Professor of Economics

Subjects: Economics and management, PPE

Department: Academic - Fellows & Lecturers

Interests:

I am a macroeconomist. My interests lie in study of fiscal policy, business cycles, monetary economics, inventories and applied econometrics. Most recently, together with Stephen Hansen, I have a series of papers examining the way monetary policy is made and how institutional design features of central banks and their monetary policy committees influence the decisions. Much of the recent research uses the tools of computational linguistics to understand communication and deliberation in central banks. My research has been published research in many top journals including the Review of Economic Studies, the Journal of Monetary Economics, the Review of Economics and Statistics and the Journal of Applied Econometrics.

 

Background:

I graduated from Trinity College Dublin and then obtained an MSc from the London School of Economics. I worked at the Bank of England for three years before returning to LSE for my MRes and PhD. Prior to joining Oxford in September 2017, I was an Associate Professor at the University of Warwick (from 2008). From August 2015 to 2016, I was on leave from Warwick and was an International Consultant Economist at the IMF– Singapore Regional Training Institute (STI).
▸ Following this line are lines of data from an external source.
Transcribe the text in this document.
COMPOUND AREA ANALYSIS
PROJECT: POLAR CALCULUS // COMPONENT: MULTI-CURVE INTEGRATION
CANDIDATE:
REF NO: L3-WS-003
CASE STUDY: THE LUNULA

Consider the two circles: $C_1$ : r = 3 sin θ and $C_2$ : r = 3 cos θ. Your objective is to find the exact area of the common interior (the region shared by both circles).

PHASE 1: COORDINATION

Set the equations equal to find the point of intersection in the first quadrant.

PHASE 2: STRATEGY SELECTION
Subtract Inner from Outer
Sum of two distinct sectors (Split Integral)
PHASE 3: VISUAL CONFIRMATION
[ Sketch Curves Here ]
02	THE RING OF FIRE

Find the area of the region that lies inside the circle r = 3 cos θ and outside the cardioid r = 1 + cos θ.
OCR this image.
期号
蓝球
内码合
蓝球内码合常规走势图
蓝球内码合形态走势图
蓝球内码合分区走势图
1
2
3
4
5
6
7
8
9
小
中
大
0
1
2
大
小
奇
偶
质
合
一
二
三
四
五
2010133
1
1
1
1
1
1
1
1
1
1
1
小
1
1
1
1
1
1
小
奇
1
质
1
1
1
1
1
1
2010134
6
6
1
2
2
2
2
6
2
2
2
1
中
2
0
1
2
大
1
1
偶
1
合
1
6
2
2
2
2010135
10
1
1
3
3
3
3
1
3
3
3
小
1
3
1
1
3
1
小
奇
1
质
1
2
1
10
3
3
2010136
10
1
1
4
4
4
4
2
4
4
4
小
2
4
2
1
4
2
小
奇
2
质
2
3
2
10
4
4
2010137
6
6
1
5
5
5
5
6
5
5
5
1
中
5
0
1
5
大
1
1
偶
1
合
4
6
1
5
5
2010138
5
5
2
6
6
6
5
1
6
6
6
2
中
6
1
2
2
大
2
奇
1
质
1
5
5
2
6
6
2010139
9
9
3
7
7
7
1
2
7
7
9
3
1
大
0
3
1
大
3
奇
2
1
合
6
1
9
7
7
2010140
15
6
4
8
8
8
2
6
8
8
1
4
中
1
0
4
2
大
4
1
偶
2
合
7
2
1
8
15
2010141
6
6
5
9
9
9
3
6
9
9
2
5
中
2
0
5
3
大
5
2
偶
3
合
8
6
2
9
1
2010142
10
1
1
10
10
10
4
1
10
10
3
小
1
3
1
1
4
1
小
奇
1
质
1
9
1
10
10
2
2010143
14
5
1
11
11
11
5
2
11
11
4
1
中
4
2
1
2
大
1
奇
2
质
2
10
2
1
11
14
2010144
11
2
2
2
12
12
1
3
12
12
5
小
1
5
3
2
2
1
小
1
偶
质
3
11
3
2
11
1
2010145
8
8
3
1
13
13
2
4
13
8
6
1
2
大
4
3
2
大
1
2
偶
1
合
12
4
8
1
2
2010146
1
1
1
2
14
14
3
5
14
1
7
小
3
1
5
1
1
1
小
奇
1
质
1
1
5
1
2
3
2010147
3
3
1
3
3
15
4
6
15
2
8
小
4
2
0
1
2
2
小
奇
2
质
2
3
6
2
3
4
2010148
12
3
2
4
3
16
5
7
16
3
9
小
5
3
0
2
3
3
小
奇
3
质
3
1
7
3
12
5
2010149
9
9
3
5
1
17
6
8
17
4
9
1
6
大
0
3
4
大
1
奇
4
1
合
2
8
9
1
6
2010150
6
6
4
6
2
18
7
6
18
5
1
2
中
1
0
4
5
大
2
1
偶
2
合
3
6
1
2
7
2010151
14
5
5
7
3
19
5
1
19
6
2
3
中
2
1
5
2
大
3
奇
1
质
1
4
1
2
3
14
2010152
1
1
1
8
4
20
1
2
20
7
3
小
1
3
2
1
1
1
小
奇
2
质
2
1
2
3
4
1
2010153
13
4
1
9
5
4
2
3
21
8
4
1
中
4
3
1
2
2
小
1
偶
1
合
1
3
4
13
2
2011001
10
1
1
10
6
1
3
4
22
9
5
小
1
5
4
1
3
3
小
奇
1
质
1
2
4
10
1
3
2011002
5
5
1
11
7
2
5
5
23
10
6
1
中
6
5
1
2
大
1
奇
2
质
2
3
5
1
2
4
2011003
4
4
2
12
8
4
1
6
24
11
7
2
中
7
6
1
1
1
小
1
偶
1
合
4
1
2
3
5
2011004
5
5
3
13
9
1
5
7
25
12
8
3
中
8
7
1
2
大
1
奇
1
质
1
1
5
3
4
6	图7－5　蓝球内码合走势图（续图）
I am a research associate at the Centre for Economic Policy Research (CEPR), the Centre for Competitive Advantage in the Global Economy (CAGE) at the University of Warwick, the Centre for Macroeconomics at the LSE and the Centre for Applied Macroeconomic Analysis (CAMA) at Australia National University. Additionally, I have been a visiting researcher in many central banks.

 

Selected Publications

  1. Hansen, Stephen, Michael McMahon and Andrea Prat (2017), “Transparency and Deliberation within the FOMC: A computational linguistics approach”. Forthcoming, Quarterly Journal of Economics.
  2. McMahon, Michael (2017) “‘Sound Finances’: Strategy or Soundbite”. National Institute Economic Review, 241(1):R13–R32, 2017.
  3. Hansen, Stephen and Michael McMahon (2016), “First Impressions Matter: Signalling as a Source of Policy Dynamics”. Review of Economic Studies.
  4. Hansen, Stephen and Michael McMahon (2016), “Shocking Language: Understanding the macroeconomic effects of central bank communication”. Journal of International Economics.
  5. Hansen, Stephen, Michael McMahon and Sorawoot Srisuma (2016), “Estimating Bayesian Decision Problems with Heterogeneous Expertise”. Journal of Applied Econometrics.
  6. Hansen, Stephen, Michael McMahon and Carlos Velasco Rivera (2014), “Preferences or Private Assessments on a Monetary Policy Committee? ” Journal of Monetary Economics, October 2014.
  7. Giavazzi, Francesco and Michael McMahon (2013) “The Household Effects of Government Spending”, chapter in Fiscal Policy after the Financial Crisis, edited by Alberto Alesina and Francesco Giavazzi, University of Chicago Press.
  8. Giavazzi, Francesco and Michael McMahon (2012) “Policy Uncertainty and Household Savings”, The Review of Economics and Statistics, May 2012, Vol. 94, No. 2, Pages 517-531.